ДЮПРЕ. Да, мой милый, клинопись пещерных людей, и та более удобочитаема.
ПИСАРЬ. По каллиграфии в школе у меня всегда было отлично!..
ДЮПРЕ. Да где ж учились вы писать?
Эмиль, взгляните, право слово...
ЭМИЛЬ. Да, да, трудненько разобрать.
ДЮПРЕ. Трудненько? Просто бестолково!
ПИСАРЬ. Осмелюсь, мэтр, Вам возразить...
ЭМИЛЬ. Молчите!.. Не противоречьте!
ПИСАРЬ. Но каллиграфию развить...
ДЮПРЕ. Да вы хоть буквы не калечьте!
Сей же час к столу идите!
Сей же час перепишите!
Коль написано невнятно,
Вы - без денег! Вам понятно?!
ПИСАРЬ. Я, мэтр, сейчас перепишу!
ЭМИЛЬ. Да, да, придётся постараться...
ПИСАРЬ. Я, мэтр, прощения прошу!
ДЮПРЕ. Давно уж вам бы догадаться.
А ты возьми бумаги лист,
Ты очини перо ровнее,
Смотри, чтоб строчки не слились,
И буквы строились прямее!
И клиент спасибо скажет,
Кошелёк тугой развяжет,
Чисто, ровно, аккуратно!
Нам доход - ему приятно!
(Писарь уходит.)
ЭМИЛЬ. Так вот этот знаменитый ящик... ящик ратиньерский, который сто лет переходит от одного нотариуса к другому.
ДЮПРЕ. И, наконец, дошел до меня, главного брив-ла-гильярского нотариуса.
ЭМИЛЬ. Но, господин Дюпре, история этого ящика должна быть очень любопытна.
ДЮПРЕ. О, весьма.
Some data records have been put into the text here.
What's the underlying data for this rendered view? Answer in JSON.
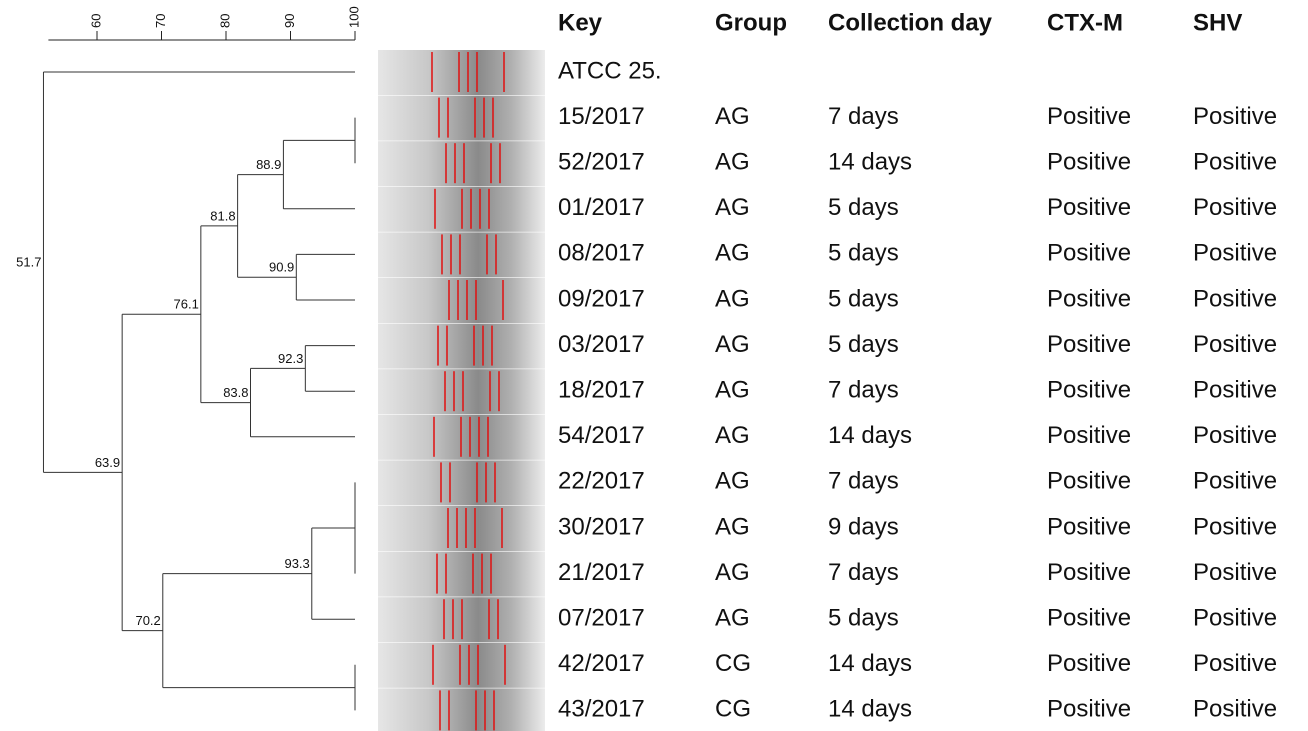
{
  "chart_data": {
    "type": "dendrogram",
    "xlim": [
      52,
      100
    ],
    "xticks": [
      60,
      70,
      80,
      90,
      100
    ],
    "header": {
      "key": "Key",
      "group": "Group",
      "day": "Collection day",
      "ctx": "CTX-M",
      "shv": "SHV"
    },
    "tree": {
      "value": 51.7,
      "children": [
        {
          "key": "ATCC 25."
        },
        {
          "value": 63.9,
          "children": [
            {
              "value": 76.1,
              "children": [
                {
                  "value": 81.8,
                  "children": [
                    {
                      "value": 88.9,
                      "children": [
                        {
                          "value": 100,
                          "children": [
                            {
                              "key": "15/2017",
                              "group": "AG",
                              "day": "7 days",
                              "ctx": "Positive",
                              "shv": "Positive"
                            },
                            {
                              "key": "52/2017",
                              "group": "AG",
                              "day": "14 days",
                              "ctx": "Positive",
                              "shv": "Positive"
                            }
                          ]
                        },
                        {
                          "key": "01/2017",
                          "group": "AG",
                          "day": "5 days",
                          "ctx": "Positive",
                          "shv": "Positive"
                        }
                      ]
                    },
                    {
                      "value": 90.9,
                      "children": [
                        {
                          "key": "08/2017",
                          "group": "AG",
                          "day": "5 days",
                          "ctx": "Positive",
                          "shv": "Positive"
                        },
                        {
                          "key": "09/2017",
                          "group": "AG",
                          "day": "5 days",
                          "ctx": "Positive",
                          "shv": "Positive"
                        }
                      ]
                    }
                  ]
                },
                {
                  "value": 83.8,
                  "children": [
                    {
                      "value": 92.3,
                      "children": [
                        {
                          "key": "03/2017",
                          "group": "AG",
                          "day": "5 days",
                          "ctx": "Positive",
                          "shv": "Positive"
                        },
                        {
                          "key": "18/2017",
                          "group": "AG",
                          "day": "7 days",
                          "ctx": "Positive",
                          "shv": "Positive"
                        }
                      ]
                    },
                    {
                      "key": "54/2017",
                      "group": "AG",
                      "day": "14 days",
                      "ctx": "Positive",
                      "shv": "Positive"
                    }
                  ]
                }
              ]
            },
            {
              "value": 70.2,
              "children": [
                {
                  "value": 93.3,
                  "children": [
                    {
                      "value": 100,
                      "children": [
                        {
                          "key": "22/2017",
                          "group": "AG",
                          "day": "7 days",
                          "ctx": "Positive",
                          "shv": "Positive"
                        },
                        {
                          "key": "30/2017",
                          "group": "AG",
                          "day": "9 days",
                          "ctx": "Positive",
                          "shv": "Positive"
                        },
                        {
                          "key": "21/2017",
                          "group": "AG",
                          "day": "7 days",
                          "ctx": "Positive",
                          "shv": "Positive"
                        }
                      ]
                    },
                    {
                      "key": "07/2017",
                      "group": "AG",
                      "day": "5 days",
                      "ctx": "Positive",
                      "shv": "Positive"
                    }
                  ]
                },
                {
                  "value": 100,
                  "children": [
                    {
                      "key": "42/2017",
                      "group": "CG",
                      "day": "14 days",
                      "ctx": "Positive",
                      "shv": "Positive"
                    },
                    {
                      "key": "43/2017",
                      "group": "CG",
                      "day": "14 days",
                      "ctx": "Positive",
                      "shv": "Positive"
                    }
                  ]
                }
              ]
            }
          ]
        }
      ]
    }
  }
}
Вы знаете тот старый, полуразвалившийся дом, который до сих пор еще называется отель де Ратиньер... Этот дом принадлежал в тысяча семьсот сорок первом году Жерому де Ратиньеру, лимузенскому сенешалю; покойник был большой чудак; он умер бездетен, и его наследники по боковой линии получили в наследство славные земли; но при сем своем богатстве старик не оставил им денег... У него было два завещания: одно для современников, другое для потомков, и этим-то последним назначен этот таинственный ящик... посмотрите, как он тщательно заперт и запечатан двумя свинцовыми печатями.
ЭМИЛЬ. Это очень странно.
ПИСАРЬ. Я закончил, господин Дюпре.
ДЮПРЕ. Покажите.
ПИСАРЬ. Прошу вас.
ДЮПРЕ. Ну вот, совсем другое дело. Хорошо... ступайте. (Эмилю). Прочтите эту статью духовного завещания.
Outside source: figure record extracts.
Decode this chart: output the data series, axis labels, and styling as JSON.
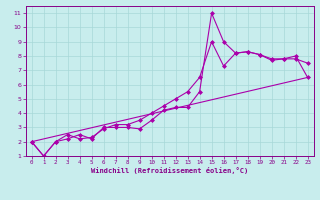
{
  "xlabel": "Windchill (Refroidissement éolien,°C)",
  "bg_color": "#c8eded",
  "grid_color": "#a8d8d8",
  "line_color": "#aa00aa",
  "spine_color": "#880088",
  "xlim": [
    -0.5,
    23.5
  ],
  "ylim": [
    1,
    11.5
  ],
  "xticks": [
    0,
    1,
    2,
    3,
    4,
    5,
    6,
    7,
    8,
    9,
    10,
    11,
    12,
    13,
    14,
    15,
    16,
    17,
    18,
    19,
    20,
    21,
    22,
    23
  ],
  "yticks": [
    1,
    2,
    3,
    4,
    5,
    6,
    7,
    8,
    9,
    10,
    11
  ],
  "line1_x": [
    0,
    1,
    2,
    3,
    4,
    5,
    6,
    7,
    8,
    9,
    10,
    11,
    12,
    13,
    14,
    15,
    16,
    17,
    18,
    19,
    20,
    21,
    22,
    23
  ],
  "line1_y": [
    2.0,
    1.0,
    2.0,
    2.2,
    2.5,
    2.2,
    3.0,
    3.0,
    3.0,
    2.9,
    3.5,
    4.2,
    4.4,
    4.4,
    5.5,
    11.0,
    9.0,
    8.2,
    8.3,
    8.1,
    7.7,
    7.8,
    7.8,
    7.5
  ],
  "line2_x": [
    0,
    1,
    2,
    3,
    4,
    5,
    6,
    7,
    8,
    9,
    10,
    11,
    12,
    13,
    14,
    15,
    16,
    17,
    18,
    19,
    20,
    21,
    22,
    23
  ],
  "line2_y": [
    2.0,
    1.0,
    2.0,
    2.5,
    2.2,
    2.3,
    2.9,
    3.2,
    3.2,
    3.5,
    4.0,
    4.5,
    5.0,
    5.5,
    6.5,
    9.0,
    7.3,
    8.2,
    8.3,
    8.1,
    7.8,
    7.8,
    8.0,
    6.5
  ],
  "line3_x": [
    0,
    23
  ],
  "line3_y": [
    2.0,
    6.5
  ]
}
ДЮПРЕ (подавая ему бумагу). Прочтите эту статью духовного завещания.
ЭМИЛЬ. (читая). "...Что же касается до ящика дубового дерева, запечатанного нашею гербовою печатью, то я желаю и приказываю, чтобы он был отдан под сохранение старшему из городских нотариусов, и потом должен передаваться из поколения в поколение, до истечения ста лет после моей смерти..."
ДЮПРЕ. Сегодня, десятого сентября, минул вековой срок, и ровно в четыре часа должно последовать открытие ящика.
ЭМИЛЬ. В четыре часа.
ДЮПРЕ. Читайте дальше.
ЭМИЛЬ. (читает). "...Сверх того, я желаю, чтобы мои потомки, все, сколько их в тысяча восемьсот сорок первом году ни будет, созваны были со всех концов государства посредством объявлений, нарочитых публикаций для того, чтобы в их присутствии, в квартире тогдашнего главного нотариуса, в день большого приходского праздника, приступлено было ко вскрытию упомянутых печатей".
ДЮПРЕ. Да, вот уже с полгода, как я официально публиковал о приближении срока. И что ж? Несмотря на мои старания, розыски и издержки, никто из наследников предварительно не дал мне знать о своем существовании.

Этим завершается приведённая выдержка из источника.